Snow
White Xmas
Jeudi 9 décembre 2010, il est 10h30, la neige commence à tomber.
C’est beau, tout le monde s’extasie.
À midi, on s’interroge. Est ce que ça va tenir? Les enfants seraient tellement heureux, ils pourraient faire des batailles de neige, construire des bonhommes de neige. Et puis ça tombe bien, il y a des carottes dans le frigidaire pour la décoration.
À 15h, Paris et son Ile de France deviennent perplexes et transforment leurs joies matinales en crainte.
Et moi encore plus. Des bouffées de chaleur et des crises d’angoisse prennent possession de mon corps et de mon âme.
Une seule question me passe par la tête « Comment je vais rentrer chez moi? »
Tétanisée par la blancheur du sol et la lueur de ces phares rouges qui bloquent les rues, j’angoisse. Mon cerveau s’est arrêté depuis midi. J’ai peur.
Impossible de s’évader ou de penser à autre chose, la France ne parle plus que de ça. Il neige à Paris et en Ile De France. Les réseaux sociaux sont livides et aucun autre sujet ne fait autant de scoop. Pourtant l’hiver approche, rien de plus normal.
À côté de ça, les mêmes idiots en profitent pour ressortir leur blague préférée « Il neige « à Paris », et « Paris » croit que la France est paralysée! »
Forcément ces gens là ne vivent pas à Paris, et ont sans doute oublié que la Capitale n’a pas adapté son environnement à ce type de climat.
Contrairement à la Haute Savoie (par exemple au hasard) où ils ont l’habitude de passer les hivers sous ce lit blanc.
Mais ceux là on dû stopper leurs neurones pour ne pas pousser leur reflexion plus loin que le bout de leurs museaux.

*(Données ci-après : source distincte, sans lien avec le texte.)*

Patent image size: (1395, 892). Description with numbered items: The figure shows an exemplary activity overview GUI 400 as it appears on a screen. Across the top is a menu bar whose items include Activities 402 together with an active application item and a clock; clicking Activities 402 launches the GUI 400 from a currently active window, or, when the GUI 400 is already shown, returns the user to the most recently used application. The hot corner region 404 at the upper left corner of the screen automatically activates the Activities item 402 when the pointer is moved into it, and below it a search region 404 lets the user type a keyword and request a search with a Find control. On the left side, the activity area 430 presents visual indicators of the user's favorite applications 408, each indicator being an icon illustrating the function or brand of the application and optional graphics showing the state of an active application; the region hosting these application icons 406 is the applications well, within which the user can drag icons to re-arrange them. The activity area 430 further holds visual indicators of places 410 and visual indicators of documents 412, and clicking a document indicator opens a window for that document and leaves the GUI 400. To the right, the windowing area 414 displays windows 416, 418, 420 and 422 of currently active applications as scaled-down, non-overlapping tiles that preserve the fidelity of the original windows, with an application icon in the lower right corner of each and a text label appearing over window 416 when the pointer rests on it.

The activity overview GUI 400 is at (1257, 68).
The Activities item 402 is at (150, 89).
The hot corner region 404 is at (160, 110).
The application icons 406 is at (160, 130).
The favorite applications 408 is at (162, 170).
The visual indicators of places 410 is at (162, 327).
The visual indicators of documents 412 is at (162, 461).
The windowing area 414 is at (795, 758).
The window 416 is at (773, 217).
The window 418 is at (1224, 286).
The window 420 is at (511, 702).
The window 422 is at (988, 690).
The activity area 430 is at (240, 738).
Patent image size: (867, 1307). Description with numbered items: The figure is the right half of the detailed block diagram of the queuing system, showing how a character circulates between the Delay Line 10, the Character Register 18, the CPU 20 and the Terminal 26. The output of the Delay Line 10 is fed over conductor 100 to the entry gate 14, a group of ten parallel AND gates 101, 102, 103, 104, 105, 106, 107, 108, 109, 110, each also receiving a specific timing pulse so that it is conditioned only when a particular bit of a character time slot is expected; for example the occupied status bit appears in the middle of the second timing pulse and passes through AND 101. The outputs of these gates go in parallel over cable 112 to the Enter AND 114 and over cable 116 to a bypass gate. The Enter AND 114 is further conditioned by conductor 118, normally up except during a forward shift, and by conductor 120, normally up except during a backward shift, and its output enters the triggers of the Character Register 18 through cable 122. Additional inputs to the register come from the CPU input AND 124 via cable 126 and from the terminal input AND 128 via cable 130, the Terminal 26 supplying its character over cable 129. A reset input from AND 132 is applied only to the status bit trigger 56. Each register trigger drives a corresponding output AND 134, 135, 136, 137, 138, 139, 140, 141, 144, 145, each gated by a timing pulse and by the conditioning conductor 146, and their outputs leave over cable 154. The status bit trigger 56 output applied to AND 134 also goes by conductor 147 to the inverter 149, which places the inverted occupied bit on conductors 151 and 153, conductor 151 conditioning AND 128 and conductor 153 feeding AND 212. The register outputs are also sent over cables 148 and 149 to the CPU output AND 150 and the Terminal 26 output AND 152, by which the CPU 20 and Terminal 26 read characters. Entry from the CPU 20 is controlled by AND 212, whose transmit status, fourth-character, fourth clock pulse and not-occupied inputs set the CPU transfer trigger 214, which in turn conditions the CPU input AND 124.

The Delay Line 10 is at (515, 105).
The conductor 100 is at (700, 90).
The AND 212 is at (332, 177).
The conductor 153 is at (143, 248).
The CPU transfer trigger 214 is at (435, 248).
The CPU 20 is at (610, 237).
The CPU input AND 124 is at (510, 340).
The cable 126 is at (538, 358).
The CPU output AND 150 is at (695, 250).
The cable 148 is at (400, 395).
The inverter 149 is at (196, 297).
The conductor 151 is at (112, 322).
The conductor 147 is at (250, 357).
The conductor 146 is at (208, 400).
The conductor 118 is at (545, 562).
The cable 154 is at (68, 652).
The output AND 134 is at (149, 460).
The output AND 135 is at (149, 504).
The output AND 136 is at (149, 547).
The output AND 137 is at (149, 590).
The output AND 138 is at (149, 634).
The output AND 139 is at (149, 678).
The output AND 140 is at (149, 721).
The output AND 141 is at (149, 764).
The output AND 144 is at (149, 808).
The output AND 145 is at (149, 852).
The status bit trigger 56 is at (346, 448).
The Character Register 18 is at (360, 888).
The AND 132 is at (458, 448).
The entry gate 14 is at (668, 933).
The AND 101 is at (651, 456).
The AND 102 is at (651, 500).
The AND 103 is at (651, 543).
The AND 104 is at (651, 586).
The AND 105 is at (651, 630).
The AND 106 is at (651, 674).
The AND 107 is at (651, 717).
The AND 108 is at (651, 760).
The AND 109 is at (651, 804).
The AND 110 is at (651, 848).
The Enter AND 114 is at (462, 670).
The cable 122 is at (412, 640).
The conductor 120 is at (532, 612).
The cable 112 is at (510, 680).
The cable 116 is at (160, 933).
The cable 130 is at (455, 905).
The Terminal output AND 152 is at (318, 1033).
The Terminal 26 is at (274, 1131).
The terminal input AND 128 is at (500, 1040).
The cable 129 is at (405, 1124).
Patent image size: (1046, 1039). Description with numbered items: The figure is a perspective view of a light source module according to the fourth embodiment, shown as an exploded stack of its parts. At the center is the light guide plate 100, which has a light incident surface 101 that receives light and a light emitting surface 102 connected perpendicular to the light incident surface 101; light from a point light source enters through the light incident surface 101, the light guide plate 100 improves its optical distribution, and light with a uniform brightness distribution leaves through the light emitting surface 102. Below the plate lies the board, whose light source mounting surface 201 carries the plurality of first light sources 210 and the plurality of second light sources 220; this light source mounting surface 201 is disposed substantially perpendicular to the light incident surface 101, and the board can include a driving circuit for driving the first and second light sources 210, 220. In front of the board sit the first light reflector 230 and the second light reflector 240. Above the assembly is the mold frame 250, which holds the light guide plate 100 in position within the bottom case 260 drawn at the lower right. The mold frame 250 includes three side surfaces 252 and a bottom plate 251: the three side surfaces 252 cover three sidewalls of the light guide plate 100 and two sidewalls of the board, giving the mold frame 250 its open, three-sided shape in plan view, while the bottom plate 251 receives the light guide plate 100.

Quoiqu’il en soit, les faits sont là. Plus de 410 km de bouchons cumulés sur Paris.
Météo France avait pourtant prévenu, mais l’Etat n’a pas prêté garde engendrant ainsi la colère des parisiens et autres banlieusards.
Certains vont passer plus de 4 heures pour parcourir 3kms.
Il est 18h, la neige s’est arrêtée de tomber mais c’est trop tard. Mon pire cauchemar est sous mes yeux. Pour rentrer, je n’ai pas une centaine de solutions.
Mon corps m’interdit de poser un pied sur ce sol immaculé devenu tapis de rue, car chute probable et conséquence irrémédiable.
Les taxis refusent de venir chercher les clients. Il y a bien trop de monde sur les routes.
Le transports en commun ne sont pas adaptés, il me faudrait affronter une centaine de marches tout en étant bousculée par l’autochtone qui m’insulterait sur place car je ne suis pas assez rapide pour lui. Et puis, il y a au moins 5 bonnes minutes de marche pour accéder au métro. Inimaginable.
Après l’angoisse, la raison prédomine. Le calme refait surface, du moins il le laisse paraître.
21h, je me décide à partir avec ma voiture. Celle qui m’accompagne dans tous mes déplacements, celle qui me comprend et m’aide.
Les rues semblent plus vides que tout à l’heure, j’avance doucement mais sûrement. Finalement il m’aura fallu plus d’une heure pour réaliser un parcours qui ne dure habituellement qu’une dizaine de minutes.
C’est fait, je suis saine et sauve. Je respire, je vais bien mais je suis épuisée.
1 semaine s’est écoulée jour pour jour et demain je vais sans doute revivre cette même épopée. Je suis fatiguée d’avance. Fatiguée d’avance d’entendre et de lire les mêmes commentaires de ces mêmes gens.
Néanmoins, cette fois ci, le gouvernement semble avoir été un chouilla plus conciliant et s’est enfin décidé de ne pas attendre la venue du mal pour faire le nécessaire. On sait faire de la prévention pour une grippe mais impossible pour la neige. C’est tout bonnement ridicule.
Le ridicule est poussé à l’extrême lorsque les ministres français reprochent aux météorologues de ne pas donner le nombre de centimètres prévu sur une période. C’est de notoriété publique, nous sommes tous médiums. Le gouvernement est vraiment rempli de blaireaux.
Demain, je vais encore devoir me battre.